Methods and results The Efficacy of Vasopressin Antagonism in Heart Failure Outcome Study with Tolvaptan (EVEREST) trial was an event-driven, randomized, double-blind, placebo-controlled study of tolvaptan in 4133 patients hospitalized for worsening HF with an EF <40%. Co-primary endpoints were all-cause mortality and cardiovascular (CV) death or HF rehospitalization. Body temperature was measured orally at randomization and entered in analyses both as a continuous variable and categorized into three groups (<36°C, 36–36.5°C, and >36.5°C) using Cox regression models. The composite of CV death or HF rehospitalization occurred in 1544 patients within 1 year. For every 1°C decrease in body temperature, the risk of adverse outcomes increased by 16% [hazard raio (HR) 1.16, 95% confidence interval (CI) 1.04–1.28], after adjustment for age, gender, race, systolic blood pressure, EF, blood urea nitrogen, and serum sodium. In fully adjusted analysis, the risk of adverse outcomes in the lowest body temperature group (<36°C) was 51% higher than that of the index group (>36.5°C) (HR 1.35, 95% CI 1.15–1.58).
Conclusions Low body temperature is an independent marker of poor cardiovascular outcomes in patients admitted with worsening HF and reduced EF.
Introduction
Chronic heart failure (HF) with reduced EF is a syndrome that is associated with significant morbidity and mortality. Therapeutic decisions and counselling for HF patients are based on risk assessment. Many biomarkers and 39 co-morbid conditions have been recognized to be associated with worse outcomes in HF patients. These have been incorporated into several risk profiles and models, such as the Seattle Heart Failure Model, the Acute Decompensated Heart Failure National Registry tree model risk score, the PROTECT in-hospital risk model, and others. However these tend to be complex and difficult to apply in routine clinical settings where some variables may not be routinely available.

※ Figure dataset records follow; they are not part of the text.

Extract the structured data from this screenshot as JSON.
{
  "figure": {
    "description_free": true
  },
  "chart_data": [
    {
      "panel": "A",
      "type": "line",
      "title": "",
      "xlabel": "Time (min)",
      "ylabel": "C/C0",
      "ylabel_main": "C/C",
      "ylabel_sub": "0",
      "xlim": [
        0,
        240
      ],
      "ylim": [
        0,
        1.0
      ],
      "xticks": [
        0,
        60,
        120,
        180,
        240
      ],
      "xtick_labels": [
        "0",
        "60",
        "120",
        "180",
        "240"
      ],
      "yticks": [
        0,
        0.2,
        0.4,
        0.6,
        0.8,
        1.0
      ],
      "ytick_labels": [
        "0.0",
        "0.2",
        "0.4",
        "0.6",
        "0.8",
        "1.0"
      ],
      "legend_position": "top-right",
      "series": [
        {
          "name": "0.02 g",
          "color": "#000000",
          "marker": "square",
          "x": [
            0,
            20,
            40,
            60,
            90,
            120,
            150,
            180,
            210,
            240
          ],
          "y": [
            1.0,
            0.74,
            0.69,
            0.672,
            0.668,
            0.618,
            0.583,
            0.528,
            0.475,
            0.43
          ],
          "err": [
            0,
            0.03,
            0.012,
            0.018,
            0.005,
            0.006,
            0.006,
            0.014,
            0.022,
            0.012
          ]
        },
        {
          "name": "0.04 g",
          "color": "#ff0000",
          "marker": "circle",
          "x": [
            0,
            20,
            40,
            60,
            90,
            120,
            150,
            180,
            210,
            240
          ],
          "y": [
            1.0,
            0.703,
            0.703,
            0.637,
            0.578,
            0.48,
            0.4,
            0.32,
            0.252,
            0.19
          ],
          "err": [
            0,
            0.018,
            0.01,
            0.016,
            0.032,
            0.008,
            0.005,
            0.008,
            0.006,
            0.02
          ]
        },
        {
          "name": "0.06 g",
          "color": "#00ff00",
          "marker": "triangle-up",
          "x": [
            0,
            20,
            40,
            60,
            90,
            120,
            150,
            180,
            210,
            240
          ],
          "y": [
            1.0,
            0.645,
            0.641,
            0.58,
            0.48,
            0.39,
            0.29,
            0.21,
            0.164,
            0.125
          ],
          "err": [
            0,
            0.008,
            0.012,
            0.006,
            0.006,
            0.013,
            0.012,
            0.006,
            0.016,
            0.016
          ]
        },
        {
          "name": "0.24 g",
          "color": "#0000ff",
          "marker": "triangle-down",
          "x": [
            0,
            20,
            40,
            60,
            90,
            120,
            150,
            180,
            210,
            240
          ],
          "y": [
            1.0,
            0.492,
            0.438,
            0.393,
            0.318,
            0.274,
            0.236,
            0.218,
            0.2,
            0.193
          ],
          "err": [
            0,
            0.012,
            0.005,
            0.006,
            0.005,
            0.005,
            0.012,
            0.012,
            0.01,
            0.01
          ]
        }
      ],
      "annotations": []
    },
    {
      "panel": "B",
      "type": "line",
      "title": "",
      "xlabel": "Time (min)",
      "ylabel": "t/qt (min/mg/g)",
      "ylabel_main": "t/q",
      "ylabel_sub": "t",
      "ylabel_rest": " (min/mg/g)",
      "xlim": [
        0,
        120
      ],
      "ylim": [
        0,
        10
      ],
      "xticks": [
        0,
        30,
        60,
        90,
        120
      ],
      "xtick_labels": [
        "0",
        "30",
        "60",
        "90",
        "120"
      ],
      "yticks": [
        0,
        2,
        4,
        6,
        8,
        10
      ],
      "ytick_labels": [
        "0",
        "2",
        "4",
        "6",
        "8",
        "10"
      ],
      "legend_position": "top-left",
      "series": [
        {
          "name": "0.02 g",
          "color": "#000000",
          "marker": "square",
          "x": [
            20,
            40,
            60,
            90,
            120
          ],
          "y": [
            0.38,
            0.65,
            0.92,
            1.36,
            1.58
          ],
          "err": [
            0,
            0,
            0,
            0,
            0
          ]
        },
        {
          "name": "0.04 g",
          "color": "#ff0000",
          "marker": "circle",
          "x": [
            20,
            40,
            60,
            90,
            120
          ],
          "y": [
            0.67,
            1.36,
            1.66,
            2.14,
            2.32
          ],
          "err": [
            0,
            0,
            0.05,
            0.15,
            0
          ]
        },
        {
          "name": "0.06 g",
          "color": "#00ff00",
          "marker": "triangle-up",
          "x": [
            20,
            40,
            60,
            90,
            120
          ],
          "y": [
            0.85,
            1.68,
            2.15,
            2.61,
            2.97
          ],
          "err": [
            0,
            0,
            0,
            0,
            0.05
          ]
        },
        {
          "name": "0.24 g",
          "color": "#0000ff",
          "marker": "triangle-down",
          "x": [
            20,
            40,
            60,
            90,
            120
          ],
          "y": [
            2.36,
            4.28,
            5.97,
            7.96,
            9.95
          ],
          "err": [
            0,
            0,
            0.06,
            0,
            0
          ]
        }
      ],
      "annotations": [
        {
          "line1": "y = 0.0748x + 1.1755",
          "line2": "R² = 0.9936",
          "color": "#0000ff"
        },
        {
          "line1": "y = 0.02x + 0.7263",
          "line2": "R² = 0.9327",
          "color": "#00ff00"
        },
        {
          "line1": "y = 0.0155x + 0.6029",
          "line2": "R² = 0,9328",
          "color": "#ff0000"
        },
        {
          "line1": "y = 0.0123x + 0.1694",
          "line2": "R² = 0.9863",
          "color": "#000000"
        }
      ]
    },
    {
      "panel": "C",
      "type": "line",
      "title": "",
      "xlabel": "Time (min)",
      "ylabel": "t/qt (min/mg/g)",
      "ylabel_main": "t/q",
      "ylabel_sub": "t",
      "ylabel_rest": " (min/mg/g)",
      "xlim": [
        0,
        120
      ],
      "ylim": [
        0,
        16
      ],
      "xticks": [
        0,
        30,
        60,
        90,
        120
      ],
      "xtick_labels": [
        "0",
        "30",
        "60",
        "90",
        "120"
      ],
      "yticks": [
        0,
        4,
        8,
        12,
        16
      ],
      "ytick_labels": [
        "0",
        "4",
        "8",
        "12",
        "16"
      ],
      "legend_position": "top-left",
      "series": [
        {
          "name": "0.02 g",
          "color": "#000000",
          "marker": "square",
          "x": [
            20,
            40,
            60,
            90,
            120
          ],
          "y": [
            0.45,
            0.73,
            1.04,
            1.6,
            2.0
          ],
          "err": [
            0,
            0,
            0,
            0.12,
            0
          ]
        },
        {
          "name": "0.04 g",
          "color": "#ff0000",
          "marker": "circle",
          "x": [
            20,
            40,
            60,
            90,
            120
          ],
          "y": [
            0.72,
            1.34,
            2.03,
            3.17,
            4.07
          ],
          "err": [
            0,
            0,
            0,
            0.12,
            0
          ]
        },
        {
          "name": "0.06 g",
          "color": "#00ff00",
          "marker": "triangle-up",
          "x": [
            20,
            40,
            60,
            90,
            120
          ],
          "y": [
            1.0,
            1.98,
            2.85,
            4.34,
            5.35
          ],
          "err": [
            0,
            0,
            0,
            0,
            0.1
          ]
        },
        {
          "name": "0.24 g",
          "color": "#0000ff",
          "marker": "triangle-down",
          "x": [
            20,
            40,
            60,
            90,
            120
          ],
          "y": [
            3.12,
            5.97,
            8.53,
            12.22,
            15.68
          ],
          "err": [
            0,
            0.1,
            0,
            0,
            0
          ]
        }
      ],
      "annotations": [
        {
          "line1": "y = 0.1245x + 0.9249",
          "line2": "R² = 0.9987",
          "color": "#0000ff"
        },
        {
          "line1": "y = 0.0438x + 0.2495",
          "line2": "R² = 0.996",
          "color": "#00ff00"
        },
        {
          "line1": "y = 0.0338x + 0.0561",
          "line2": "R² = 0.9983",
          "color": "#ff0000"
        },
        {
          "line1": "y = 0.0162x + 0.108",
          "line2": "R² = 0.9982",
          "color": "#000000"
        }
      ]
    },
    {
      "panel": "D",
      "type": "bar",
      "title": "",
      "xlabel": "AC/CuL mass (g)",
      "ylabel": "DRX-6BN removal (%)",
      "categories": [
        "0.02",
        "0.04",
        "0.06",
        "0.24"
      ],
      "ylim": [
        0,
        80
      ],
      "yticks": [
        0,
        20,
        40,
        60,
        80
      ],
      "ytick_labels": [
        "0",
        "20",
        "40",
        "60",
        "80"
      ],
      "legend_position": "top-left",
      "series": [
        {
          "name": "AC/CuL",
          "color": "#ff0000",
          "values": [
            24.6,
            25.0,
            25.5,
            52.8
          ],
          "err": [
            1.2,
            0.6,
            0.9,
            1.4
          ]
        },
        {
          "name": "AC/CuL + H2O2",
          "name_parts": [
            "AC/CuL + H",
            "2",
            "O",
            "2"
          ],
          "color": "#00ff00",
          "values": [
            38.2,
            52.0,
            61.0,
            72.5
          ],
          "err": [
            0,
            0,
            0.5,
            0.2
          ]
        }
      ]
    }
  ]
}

Vital signs are readily available in clinical practice, and body temperature has been used for this purpose in other illnesses such as shock, trauma, and multiorgan failure. Defining the relationship between body temperature and outcomes is important due to the simplicity and low cost of integrating it into a prognostic assessment. Body temperature has been found to be a predictor of outcomes in HF patients in smaller retrospective studies; yet such an association has not been reported in any prospective studies. We hypothesized that in patients with reduced EF admitted for worsening HF, low body temperature would be associated with worse outcomes, and we tested this in a pre-specified manner in the Efficacy of Vasopressin Antagonism in Heart Failure Outcome Study with Tolvaptan (EVEREST) trial, a large clinical trial of patients admitted with decompensated HF.